Autoimmune disorders are characterised by the breaking of immunological tolerance to self antigens after the activation of lymphocytes. The exact mechanism by which there is a loss of tolerance to self antigens is mostly unknown. Viruses have been implicated, as triggers, of this mechanism together with other mechanisms such as the presence of a genetic predisposition or through the activation of the cytokine network.
The induction and the development of the autoimmune process may be explained by the exposition of ocular tissue antigens to the immune system after a break of the blood-retinal barrier. It is conceivable that a tissue damage, by infectious agents, may render foreign some non-immunogenic ocular antigens.
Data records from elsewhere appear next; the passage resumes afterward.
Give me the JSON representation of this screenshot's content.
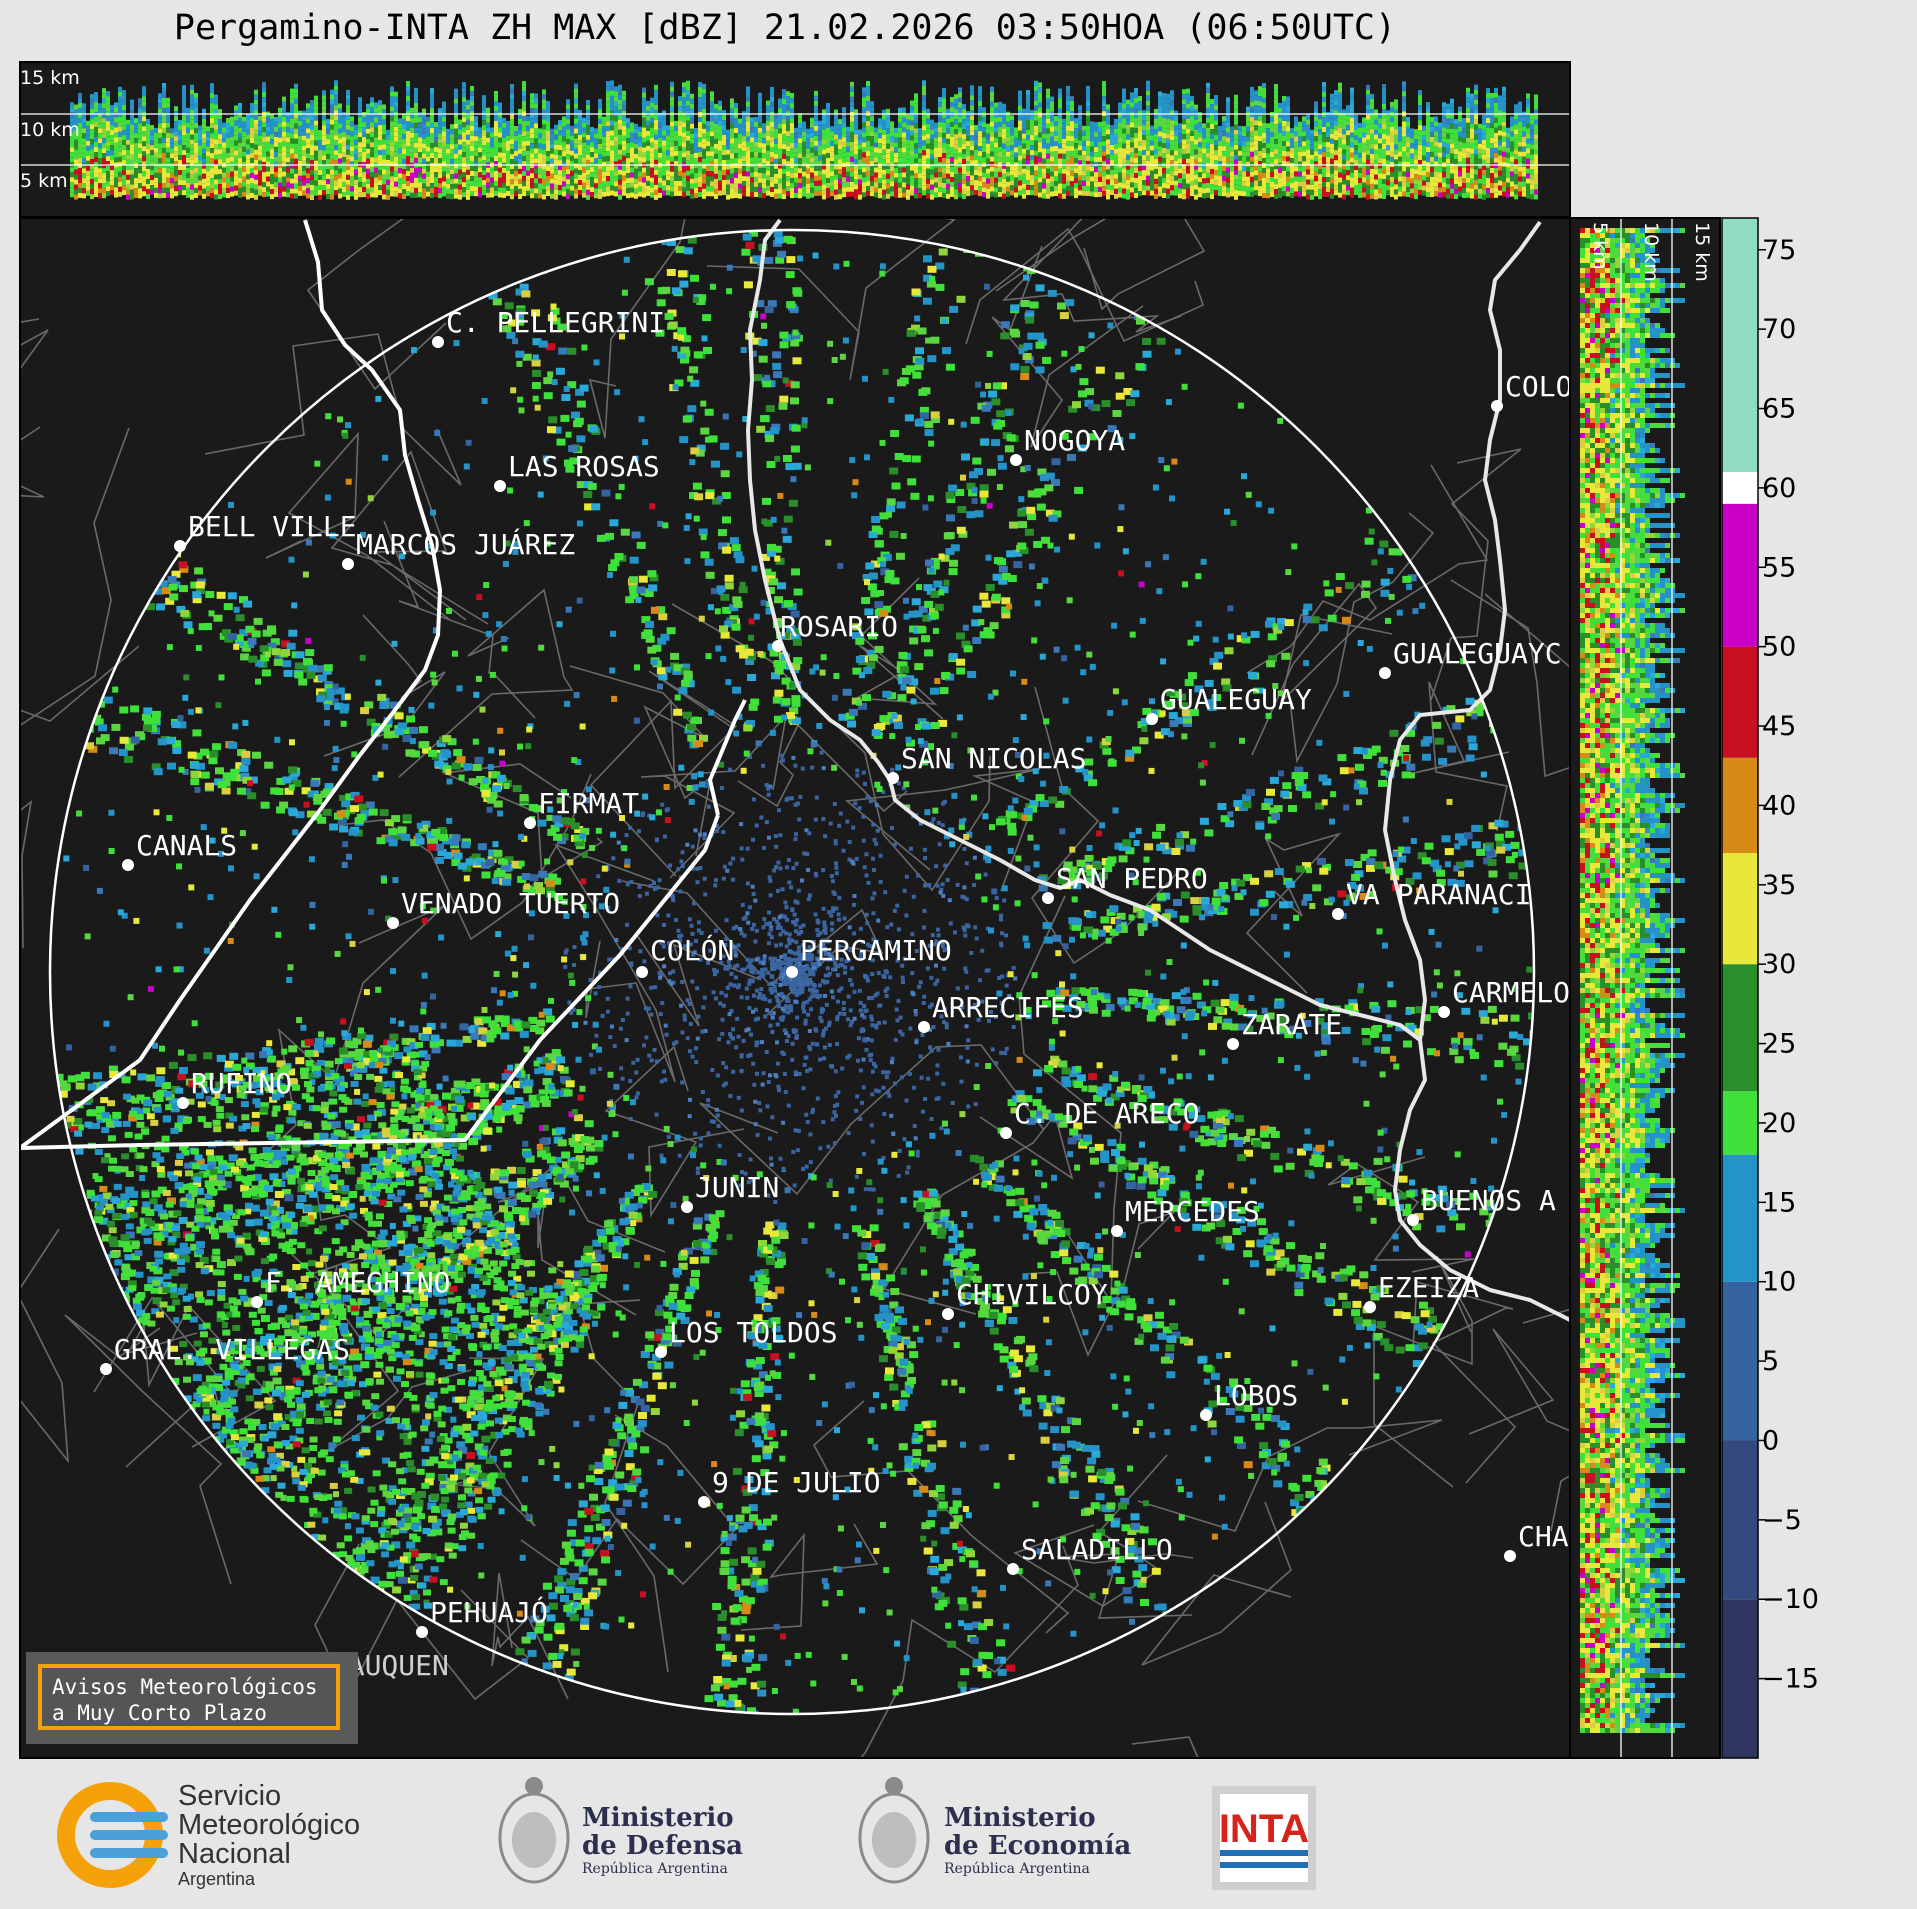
{
  "title": "Pergamino-INTA ZH MAX [dBZ] 21.02.2026 03:50HOA (06:50UTC)",
  "height_axis_labels": [
    "15 km",
    "10 km",
    "5 km"
  ],
  "colorbar": {
    "ticks": [
      "75",
      "70",
      "65",
      "60",
      "55",
      "50",
      "45",
      "40",
      "35",
      "30",
      "25",
      "20",
      "15",
      "10",
      "5",
      "0",
      "−5",
      "−10",
      "−15"
    ],
    "bands": [
      {
        "from": -20,
        "to": -10,
        "color": "#2e3560"
      },
      {
        "from": -10,
        "to": 0,
        "color": "#34497e"
      },
      {
        "from": 0,
        "to": 10,
        "color": "#3563a0"
      },
      {
        "from": 10,
        "to": 18,
        "color": "#2592c8"
      },
      {
        "from": 18,
        "to": 22,
        "color": "#3fe03a"
      },
      {
        "from": 22,
        "to": 30,
        "color": "#2a8e2a"
      },
      {
        "from": 30,
        "to": 37,
        "color": "#e8e83a"
      },
      {
        "from": 37,
        "to": 43,
        "color": "#d88a18"
      },
      {
        "from": 43,
        "to": 50,
        "color": "#c81020"
      },
      {
        "from": 50,
        "to": 59,
        "color": "#c800c8"
      },
      {
        "from": 59,
        "to": 61,
        "color": "#ffffff"
      },
      {
        "from": 61,
        "to": 77,
        "color": "#8fdcc0"
      }
    ]
  },
  "cities": [
    {
      "name": "PERGAMINO",
      "label": "PERGAMINO"
    },
    {
      "name": "C. PELLEGRINI",
      "label": "C. PELLEGRINI"
    },
    {
      "name": "LAS ROSAS",
      "label": "LAS ROSAS"
    },
    {
      "name": "NOGOYA",
      "label": "NOGOYA"
    },
    {
      "name": "BELL VILLE",
      "label": "BELL VILLE"
    },
    {
      "name": "MARCOS JUÁREZ",
      "label": "MARCOS JUÁREZ"
    },
    {
      "name": "COLÓN (E.R.)",
      "label": "COLO"
    },
    {
      "name": "ROSARIO",
      "label": "ROSARIO"
    },
    {
      "name": "GUALEGUAYCHÚ",
      "label": "GUALEGUAYC"
    },
    {
      "name": "GUALEGUAY",
      "label": "GUALEGUAY"
    },
    {
      "name": "SAN NICOLAS",
      "label": "SAN NICOLAS"
    },
    {
      "name": "FIRMAT",
      "label": "FIRMAT"
    },
    {
      "name": "CANALS",
      "label": "CANALS"
    },
    {
      "name": "SAN PEDRO",
      "label": "SAN PEDRO"
    },
    {
      "name": "VENADO TUERTO",
      "label": "VENADO TUERTO"
    },
    {
      "name": "VAL. PARANACITO",
      "label": "VA  PARANACI"
    },
    {
      "name": "COLÓN",
      "label": "COLÓN"
    },
    {
      "name": "CARMELO",
      "label": "CARMELO"
    },
    {
      "name": "ARRECIFES",
      "label": "ARRECIFES"
    },
    {
      "name": "ZARATE",
      "label": "ZARATE"
    },
    {
      "name": "RUFINO",
      "label": "RUFINO"
    },
    {
      "name": "C. DE ARECO",
      "label": "C. DE ARECO"
    },
    {
      "name": "JUNIN",
      "label": "JUNIN"
    },
    {
      "name": "BUENOS AIRES",
      "label": "BUENOS A"
    },
    {
      "name": "MERCEDES",
      "label": "MERCEDES"
    },
    {
      "name": "F. AMEGHINO",
      "label": "F. AMEGHINO"
    },
    {
      "name": "EZEIZA",
      "label": "EZEIZA"
    },
    {
      "name": "CHIVILCOY",
      "label": "CHIVILCOY"
    },
    {
      "name": "GRAL. VILLEGAS",
      "label": "GRAL. VILLEGAS"
    },
    {
      "name": "LOS TOLDOS",
      "label": "LOS TOLDOS"
    },
    {
      "name": "LOBOS",
      "label": "LOBOS"
    },
    {
      "name": "9 DE JULIO",
      "label": "9 DE JULIO"
    },
    {
      "name": "CHASCOMÚS",
      "label": "CHA"
    },
    {
      "name": "SALADILLO",
      "label": "SALADILLO"
    },
    {
      "name": "PEHUAJÓ",
      "label": "PEHUAJÓ"
    },
    {
      "name": "TRENQUE LAUQUEN",
      "label": "TRENQUE LAUQUEN"
    }
  ],
  "aviso": {
    "line1": "Avisos Meteorológicos",
    "line2": "a Muy Corto Plazo"
  },
  "logos": {
    "smn": {
      "line1": "Servicio",
      "line2": "Meteorológico",
      "line3": "Nacional",
      "line4": "Argentina"
    },
    "defensa": {
      "line1": "Ministerio",
      "line2": "de Defensa",
      "line3": "República Argentina"
    },
    "economia": {
      "line1": "Ministerio",
      "line2": "de Economía",
      "line3": "República Argentina"
    },
    "inta": {
      "text": "INTA"
    }
  }
}
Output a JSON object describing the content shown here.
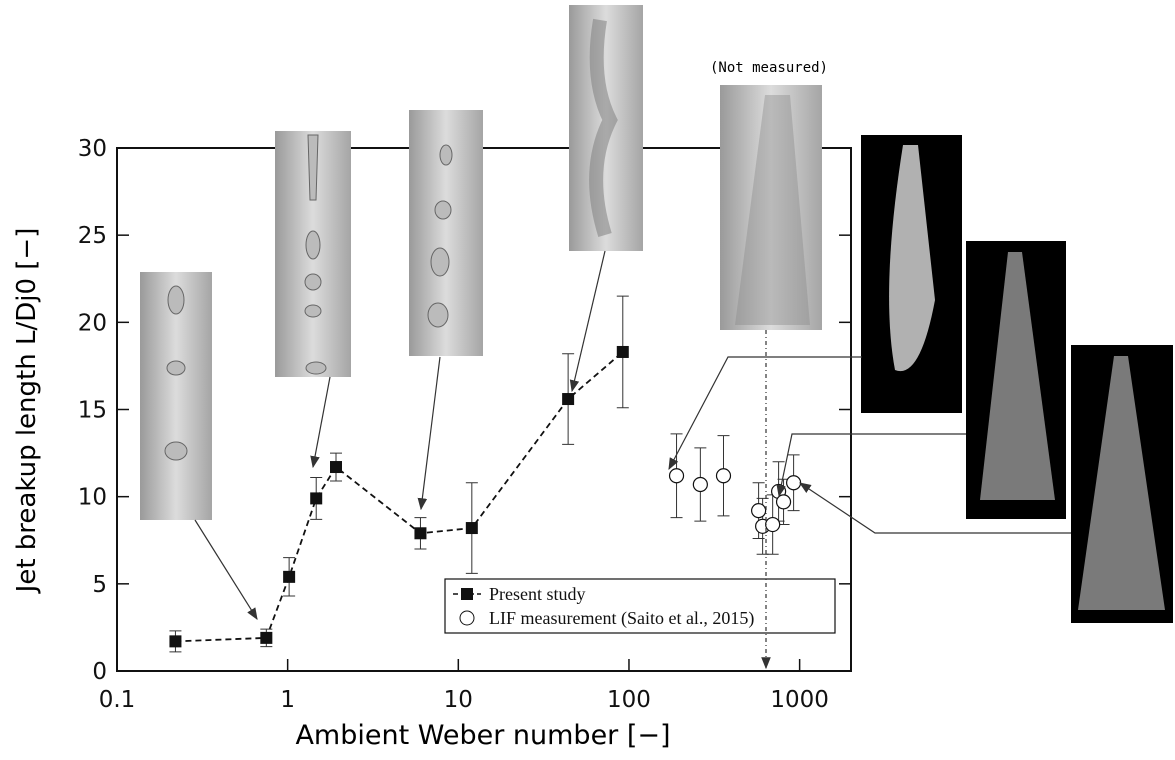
{
  "chart_data": {
    "type": "scatter",
    "x_label": "Ambient Weber number [−]",
    "y_label": "Jet breakup length L/Dj0 [−]",
    "annotation": "(Not measured)",
    "xlog": true,
    "xlim": [
      0.1,
      2000
    ],
    "xticks": [
      0.1,
      1,
      10,
      100,
      1000
    ],
    "ylim": [
      0,
      30
    ],
    "yticks": [
      0,
      5,
      10,
      15,
      20,
      25,
      30
    ],
    "legend": "lower right",
    "series": [
      {
        "name": "Present study",
        "color": "#111111",
        "marker": "square",
        "line": "dashed",
        "x": [
          0.22,
          0.75,
          1.02,
          1.47,
          1.92,
          6,
          12,
          44,
          92
        ],
        "values": [
          1.7,
          1.9,
          5.4,
          9.9,
          11.7,
          7.9,
          8.2,
          15.6,
          18.3
        ],
        "errors": [
          0.6,
          0.5,
          1.1,
          1.2,
          0.8,
          0.9,
          2.6,
          2.6,
          3.2
        ]
      },
      {
        "name": "LIF measurement (Saito et al., 2015)",
        "color": "#111111",
        "marker": "open-circle",
        "line": "none",
        "x": [
          190,
          262,
          358,
          575,
          607,
          695,
          753,
          805,
          922
        ],
        "values": [
          11.2,
          10.7,
          11.2,
          9.2,
          8.3,
          8.4,
          10.3,
          9.7,
          10.8
        ],
        "errors": [
          2.4,
          2.1,
          2.3,
          1.6,
          1.6,
          1.7,
          1.7,
          1.3,
          1.6
        ]
      }
    ]
  }
}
Another mechanism by which micro-organisms can induce ocular autoimmunity is by the presence of homology between some sequences of their proteins and the sequence of uveitogenic determinants of ocular antigens. Recently, it has been shown that there is an amino acid sequence homology between certain bacterial antigens and some autoantigens and between sequences in retinal S-antigen and protein from yeast histone H3 and Escherichia coli, as well as with certain viral peptides.4-6 This similarity between self and foreign antigens called “molecular mimicry”, may induce a cross reaction with one or more self antigens sharing determinants with the foreign agents; this suggests that infectious agents can act as a trigger of organ specific autoimmunity in predisposed individuals.7 Among presumed triggers that could initiate the immune process, viruses may play a role in the pathogenesis of VKH syndrome. Indeed, various authors have reported the presence of Epstein–Barr virus genome in the cerebrospinal fluid or in the vitreous of patients with VKH syndrome,8 9 although it is difficult to establish the exact role of ubiquitous viruses in specific diseases.10 Our patient had an anti-CMV antibody synthesis in the anterior chamber and an acute CMV infection.
This case illustrates the possible implication of CMV in the aetiology of VKH syndrome; nevertheless, other known or unknown viruses may be involved in the pathogenesis of this syndrome in predisposed individuals.
Acknowledgments
Presented at the Fourth International Symposium on Uveitis, October 1997, Yokohama, Japan.